Ya bu delegasyonun peşine takılıp Fransa’ya giden CHP Samsun milletvekili Haluk Koç’a ne buyrulur? Bir zamanlar CHP’nin genel başkan adayı da olmuş bu politikacı, Paris’te Sosyalist Enternasyonel’deki kontaklarını kullanarak sol politikacılarla mı görüştü? Görüşmesi gerekirdi, çünkü solun yasaya ikinci onayı verecek Senato’da çoğunluğu var. Bu konudaki son oylamada da bu tür bir yasanın ortadan kalkması, Fransız senatosonda olmuştu. Görüştüyse bile Fransız Sol’unun Haluk Koç’a verecek desteği yok, çünkü CHP’nin, Sosyalist Enternasyonel içinde “Sosyal Demokrat bir partinin gereklerini yerine getirmediği” için yıllardır en büyük tenkitler Fransız ve İskandinav solundan geliyor. Bu Samsun Milletvekili Beyefendi mecliste temsil ettiği Samsun ili için hangi etnik azınlıklar çalışmasını yapmış ve partisi ve kamuoyu ile paylaşmış ki, Fransa’da herhengi bir kişi kendisini ciddiye alsın. Mesela, benim çocukluğumda adı “Matsyon” olan Samsun’un o güzelim sahil şeridinin adının sistematik olarak neden devamlı yok edilmeye çalışıldığını mı bize açıkladı? Yine mesela, benim çocukluğumda ilkokula başladığım Samsun’un Vezirköprü Kazası’nda tek tük de olsa, bir Ermeni azınlık kalmıştı. Bugün Vezirköprü’de tek bir Ermeni dahi bulabileceğinizi sanmıyorum. Samsun Milletvekili Haluk Koç yıllardır temsil ettiği vilayetinin hangi etnik azınlık sorununa ne ilgi gösterip, hangi yaralarına melhem oldu ki, milletlerarası platformlarda, bir insan hakkı konusunda sözüne itibar edilsin?
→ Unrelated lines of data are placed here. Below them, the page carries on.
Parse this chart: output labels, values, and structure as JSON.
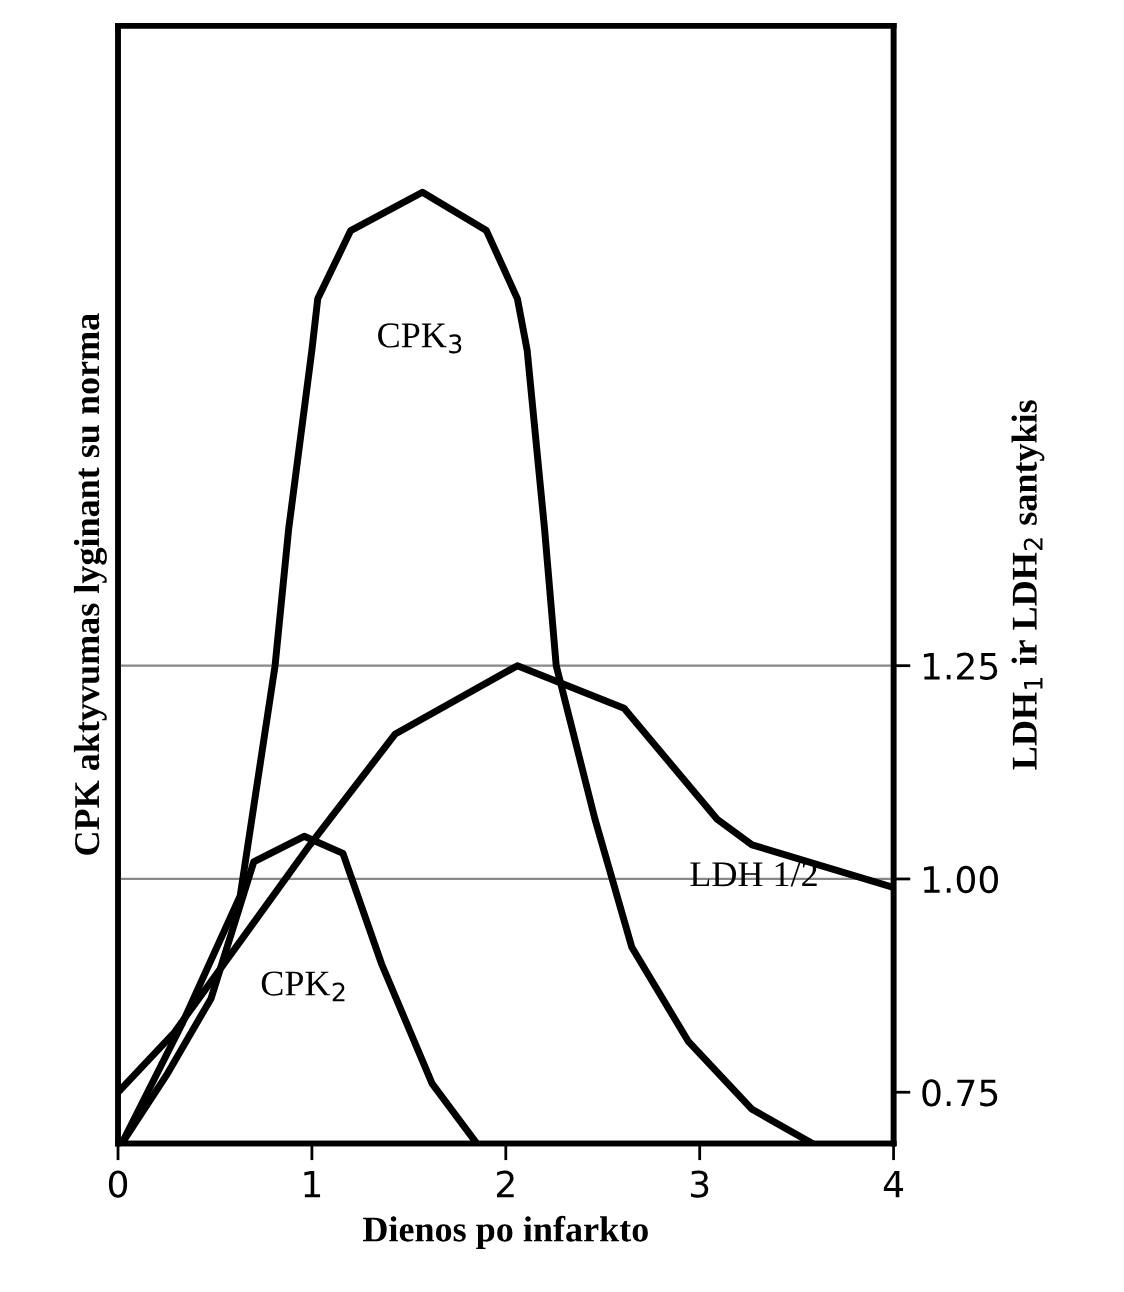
{
  "chart_data": {
    "type": "line",
    "xlabel": "Dienos po infarkto",
    "ylabel": "CPK aktyvumas lyginant su norma",
    "y2label": "LDH$_{1}$ ir LDH$_{2}$ santykis",
    "xlim": [
      0,
      4
    ],
    "xticks": [
      0,
      1,
      2,
      3,
      4
    ],
    "y2lim": [
      0.69,
      2.0
    ],
    "y2ticks": [
      {
        "value": 0.75,
        "label": "0.75"
      },
      {
        "value": 1,
        "label": "1.00"
      },
      {
        "value": 1.25,
        "label": "1.25"
      }
    ],
    "ref_lines": [
      {
        "axis": "y2",
        "value": 1.0,
        "color": "#888888"
      },
      {
        "axis": "y2",
        "value": 1.25,
        "color": "#888888"
      }
    ],
    "series": [
      {
        "name": "CPK$_{3}$",
        "color": "#000000",
        "axis": "y2",
        "x": [
          0.02,
          0.33,
          0.63,
          0.81,
          0.88,
          1.0,
          1.03,
          1.2,
          1.57,
          1.9,
          2.06,
          2.11,
          2.2,
          2.26,
          2.46,
          2.65,
          2.94,
          3.27,
          3.58
        ],
        "values": [
          0.69,
          0.83,
          0.98,
          1.25,
          1.41,
          1.62,
          1.68,
          1.76,
          1.805,
          1.76,
          1.68,
          1.62,
          1.41,
          1.25,
          1.07,
          0.92,
          0.81,
          0.73,
          0.69
        ]
      },
      {
        "name": "CPK$_{2}$",
        "color": "#000000",
        "axis": "y2",
        "x": [
          0.02,
          0.25,
          0.48,
          0.7,
          0.96,
          1.16,
          1.36,
          1.62,
          1.85
        ],
        "values": [
          0.69,
          0.77,
          0.86,
          1.02,
          1.05,
          1.03,
          0.9,
          0.76,
          0.69
        ]
      },
      {
        "name": "LDH 1/2",
        "color": "#000000",
        "axis": "y2",
        "x": [
          0,
          0.29,
          0.99,
          1.43,
          2.06,
          2.61,
          3.09,
          3.27,
          4
        ],
        "values": [
          0.75,
          0.82,
          1.04,
          1.17,
          1.25,
          1.2,
          1.07,
          1.04,
          0.99
        ]
      }
    ]
  }
}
“Fransa Bedelini Çok Ağır Öder”, boş laf. Fransa Cumhurbaşkanı, Türkiye Cumhurbaşkanı’nın telefonuna dahi çıkmadı! Buraya yazıyorum: Fransa hiçbir bedel falan ödemez, hatta Türkiye’de koparılan fırtına umurunda bile olmaz. Yüksek egolu iki politikacı olan Sarkozy ve Erdoğan birbirlerine bağırarak, iç politikalarında puan toplarlar; Ermeni sorunu bir adım bile ilerlemez, diyaspora kendini iyi hisseder, bir zafer kazandık zanneder, Ermenistan’daki iktidar güçlenir ve boykot için sırada hangi ülke var diye bakmaya başlar. Türkiye’deki yıllardır sindirilmiş ve yok olma noktasına yaklaşan Ermeni azınlık ise; kendini daha da tehdit altında hisseder.